Entscheidungsstichwort (Thema)
Steuerhinterziehung
Leitsatz (amtlich)
1. Die Bestimmung der Frist zur Nachentrichtung hinterzogener Steuern gem. § 371 Abs. 3 AO fällt als Maßnahme des Steuerstrafverfahrens in die ausschließliche sachliche Zuständigkeit der für das Steuerstrafverfahren zuständigen Finanzbehörde im Sinne des § 386 Abs. 1 Satz 2 AO.
2. Leistungsgebote im steuerlichen Erhebungsverfahren sind für die Frage einer Strafbefreiung nach § 371 Abs. 1 und 3 AO ohne Bedeutung.
3. Eine unterbliebene Fristsetzung nach § 371 Abs. 3 AO kann im Berufungsverfahren von der mit der Sache befassten Strafkammer nachgeholt werden.
Normenkette
AO § 371 Abs. 1, 3
Tenor
Auf die Revision des Angeklagten wird das Urteil des Landgerichts M. vom 14. März 2006 mit den Feststellungen aufgehoben.
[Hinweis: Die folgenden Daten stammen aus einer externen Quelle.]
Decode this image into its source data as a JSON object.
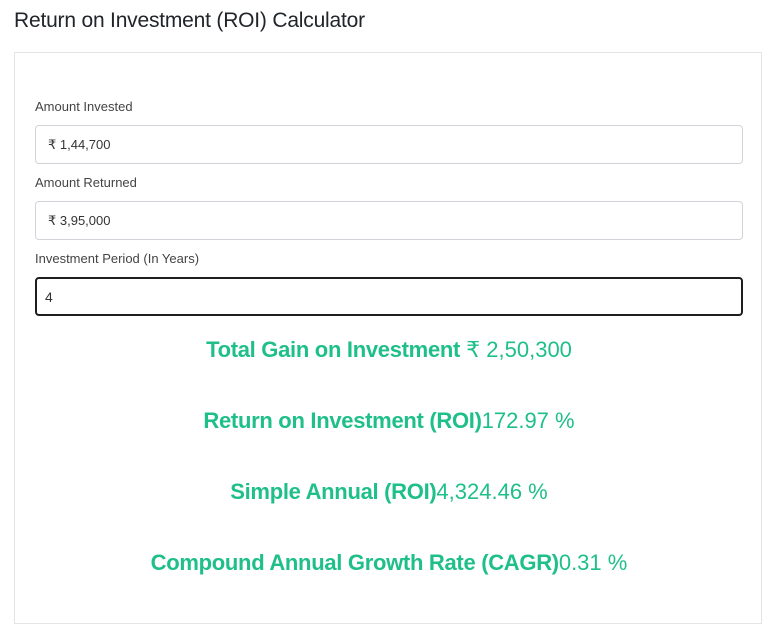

Die Sache wird zu neuer Verhandlung und Entscheidung, auch über die Kosten des Rechtsmittels, an eine andere Strafkammer des Landgerichts zurückverwiesen.
Tatbestand
I.
Das Amtsgericht M. verurteilte den Angeklagten mit Urteil vom 19.04.2005 wegen Steuerhinterziehung in zwei Fällen zu der Gesamtgeldstrafe von 55 Tagessätzen zu je 20,– EUR. Die gegen das amtsgerichtliche Urteil eingelegte Berufung des Angeklagten, welche in der Berufungshauptverhandlung auf den Rechtsfolgenausspruch beschränkt wurde, hat das Landgericht M. als unbegründet verworfen. Hiergegen richtet sich die auf eine Verfahrensbeanstandung und die Sachrüge gestützte Revision des Angeklagten.
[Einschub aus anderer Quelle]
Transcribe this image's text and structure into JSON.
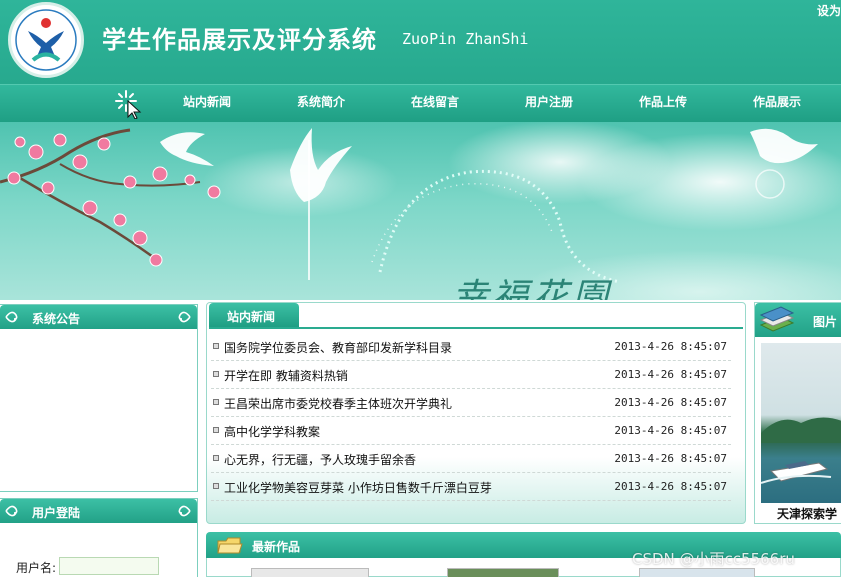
{
  "header": {
    "title": "学生作品展示及评分系统",
    "title_en": "ZuoPin ZhanShi",
    "top_link": "设为"
  },
  "nav": {
    "items": [
      "站内新闻",
      "系统简介",
      "在线留言",
      "用户注册",
      "作品上传",
      "作品展示"
    ]
  },
  "banner": {
    "text": "幸福花園"
  },
  "sidebar": {
    "notice_title": "系统公告",
    "login_title": "用户登陆",
    "username_label": "用户名:",
    "username_value": ""
  },
  "news": {
    "tab_label": "站内新闻",
    "items": [
      {
        "title": "国务院学位委员会、教育部印发新学科目录",
        "date": "2013-4-26 8:45:07"
      },
      {
        "title": "开学在即 教辅资料热销",
        "date": "2013-4-26 8:45:07"
      },
      {
        "title": "王昌荣出席市委党校春季主体班次开学典礼",
        "date": "2013-4-26 8:45:07"
      },
      {
        "title": "高中化学学科教案",
        "date": "2013-4-26 8:45:07"
      },
      {
        "title": "心无界，行无疆，予人玫瑰手留余香",
        "date": "2013-4-26 8:45:07"
      },
      {
        "title": "工业化学物美容豆芽菜 小作坊日售数千斤漂白豆芽",
        "date": "2013-4-26 8:45:07"
      }
    ]
  },
  "latest": {
    "title": "最新作品"
  },
  "pictures": {
    "title": "图片",
    "caption": "天津探索学"
  },
  "watermark": "CSDN @小雨cc5566ru",
  "colors": {
    "brand": "#2aab90",
    "header_bg": "#2fb59a",
    "text_white": "#ffffff"
  }
}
Das zulässige Rechtsmittel hat mit der Sachrüge vorläufigen Erfolg.
Entscheidungsgründe
II.
Nach den vom Landgericht für bindend erachteten Feststellungen des amtsgerichtlichen Urteils erstattete der Angeklagte mit einem beim Finanzamt M.-Stadt am 14.06.2004 eingegangenen Schriftsatz seines Bevollmächtigten Selbstanzeige und reichte u. a. Einkommen- und Umsatzsteuererklärungen für die Jahre 1997 und 1998 ein, in denen Einkünfte und Umsätze aus seiner Tätigkeit als Handelsvertreter erklärt wurden. Obwohl den Steuererklärungen eine Darstellung der Gewinnermittlung nicht beigefügt war, veranlagte das Finanzamt den Angeklagten und seine Ehefrau mit Steuerbescheiden vom 23.06.2004 entsprechend den eingereichten Einkommensteuererklärungen unter vollständiger ungeprüfter Zugrundelegung der in den Steuererklärungen insbesondere zu den Betriebsausgaben gemachten Angaben zur Einkommensteuer: Für das Jahr 1997 wurden unter Berechnung des zu versteuernden Einkommens auf 57.669,– DM und Anwendung der Splitting-Tabelle die Einkommensteuer auf 9.156,– DM nebst Zinsen und Kirchensteuer und unter Hinweis auf die strafbefreiende Wirkung einer fristgerechten Zahlung eine Zahlungsfrist bis zum 28.07.2004 festgesetzt. Für das Jahr 1998 wurde ausgehend von einem zu versteuernden Einkommen von 47.268,– DM unter Zugrundelegung der Splitting-Tabelle die Einkommensteuer auf 6.078,– DM nebst Zinsen und Kirchensteuer festgesetzt und wiederum unter Hinweis auf die strafbefreiende Wirkung der fristgerechten Zahlung eine Zahlungsfrist bis 28.07.2004 bestimmt. Ungeachtet der ihm zeitnah zugegangenen Steuerbescheiden und der darin jeweils enthaltenen Fristsetzungen hat der Angeklagte keine Zahlungen auf die Steuerschulden geleistet.
III.
Das angefochtene Urteil hält einer rechtlichen Prüfung nicht stand, weil die Strafkammer – wie der Senat von Amts wegen zu prüfen hat – zu Unrecht von einer wirksamen Beschränkung der Berufung des Angeklagten auf den Rechtsfolgenausspruch des amtsgerichtlichen Urteils ausgegangen ist und damit den Umfang ihrer Kognitionspflicht verkannt hat.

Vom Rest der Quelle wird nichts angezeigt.